You are off to a great start.
I enjoyed your excellent essay on the Senate and recollections of Mike
Mansfield working with Ev Dirksen to pass the 1964 Civil Rights Act-and
of course LBJ played a big role in swinging Dirksen.
Harry McPHerson, LBJ aide, told me how LBJ appealed to Dirksen’s idealism,
‘patriotism and vanity to get him and senate republicans to help break
the southern Democrats’ filibuster against 1964 Civil Rights Act. But you
are in Montana and Mansfield deserves the prominence that you gave him.
He was a fine Senate leader and a sterling human being.
When you get around to thinking about the Presidency and how to repair
the Presidency from the abuses inflicted on it by Trump – and ongoing
right now – you might find some useful material in my newest blog:
Rebuilding the Guardrails of Our Republic – https://bit.ly/3rFAWk0
and also
Have We Just Crippled Washington? – https://bit.ly/3k7je3V
Let us hope the year ahead finally liberates ads form our worst ills and
afflictions – political and social as well as Medical.
warm wishes to you.
Rick Smith
From Tom Byers:
to Daniel
Thank you Daniel – I enjoyed reading this very much. Your references to the Roman and Greek precedents reminded me of what I had read about the impact of the Iroquois League on the structure of the United States government. I went back to a book I read many years ago by Jack Weatherford called Indian Givers which has an entire chapter and the influence of Iroquois political structures and traditions on Benjamin Franklin and Thomas Jefferson among others. Are you familiar with the book? I think you would like it
From Nedra Chandler:
Dear Daniel, this is so needed. So good. Wisdom. Thank you for your writing and your presence.
From Linda Gillison:
Thank you for the reflections on our time and what we need to expect from our Senate–and what we can do ourselves to help defend our democracy.

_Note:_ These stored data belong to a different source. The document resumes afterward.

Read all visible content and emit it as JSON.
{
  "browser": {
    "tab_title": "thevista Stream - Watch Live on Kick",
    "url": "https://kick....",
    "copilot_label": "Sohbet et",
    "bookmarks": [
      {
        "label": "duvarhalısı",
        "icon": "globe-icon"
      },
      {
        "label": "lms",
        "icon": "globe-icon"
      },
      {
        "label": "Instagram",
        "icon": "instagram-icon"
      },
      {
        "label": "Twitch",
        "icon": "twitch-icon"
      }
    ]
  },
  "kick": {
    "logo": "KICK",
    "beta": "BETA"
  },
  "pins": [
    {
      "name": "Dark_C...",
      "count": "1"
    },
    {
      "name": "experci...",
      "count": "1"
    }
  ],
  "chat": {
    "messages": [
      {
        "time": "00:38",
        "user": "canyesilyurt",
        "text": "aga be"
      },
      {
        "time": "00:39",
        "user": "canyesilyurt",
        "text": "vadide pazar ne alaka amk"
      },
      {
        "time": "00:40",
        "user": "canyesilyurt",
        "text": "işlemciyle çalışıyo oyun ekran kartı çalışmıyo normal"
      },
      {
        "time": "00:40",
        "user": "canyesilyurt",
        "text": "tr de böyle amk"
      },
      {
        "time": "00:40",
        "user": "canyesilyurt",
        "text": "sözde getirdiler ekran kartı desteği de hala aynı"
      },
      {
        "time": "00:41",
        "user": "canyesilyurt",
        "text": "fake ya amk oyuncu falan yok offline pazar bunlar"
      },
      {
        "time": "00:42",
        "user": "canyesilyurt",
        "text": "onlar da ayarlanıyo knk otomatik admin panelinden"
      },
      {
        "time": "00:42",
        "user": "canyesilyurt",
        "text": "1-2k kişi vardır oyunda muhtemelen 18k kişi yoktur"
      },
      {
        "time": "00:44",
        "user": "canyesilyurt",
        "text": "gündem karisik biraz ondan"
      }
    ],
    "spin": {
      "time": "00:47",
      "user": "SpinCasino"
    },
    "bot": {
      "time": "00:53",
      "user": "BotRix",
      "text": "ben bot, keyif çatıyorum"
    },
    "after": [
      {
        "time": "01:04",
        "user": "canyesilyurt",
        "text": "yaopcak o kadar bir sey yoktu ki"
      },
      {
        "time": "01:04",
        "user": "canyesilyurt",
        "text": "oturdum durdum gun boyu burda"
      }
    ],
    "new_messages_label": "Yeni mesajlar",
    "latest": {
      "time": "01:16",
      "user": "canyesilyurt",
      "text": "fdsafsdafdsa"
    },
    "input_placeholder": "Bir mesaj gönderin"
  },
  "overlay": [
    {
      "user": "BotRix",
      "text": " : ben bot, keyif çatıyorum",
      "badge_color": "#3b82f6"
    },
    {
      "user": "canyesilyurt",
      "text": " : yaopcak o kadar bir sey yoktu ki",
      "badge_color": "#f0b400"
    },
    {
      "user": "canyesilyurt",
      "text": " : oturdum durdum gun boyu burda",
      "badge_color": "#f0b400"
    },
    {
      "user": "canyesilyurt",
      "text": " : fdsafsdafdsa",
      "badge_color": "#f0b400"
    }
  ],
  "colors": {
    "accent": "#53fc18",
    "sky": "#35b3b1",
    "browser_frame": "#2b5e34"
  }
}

I believe even partisan or hyper-partisan are understatements as adjectives. In reality we have at least 4 factions within the 2 parties.
In the ideal world, wisdom would be the primary quality used to select our senators. But also remember where our senate originated, it was designed to be a highly select group given power because they were afraid “the rabble” of the House or public would have too much power.
Thank you for this work and commentary.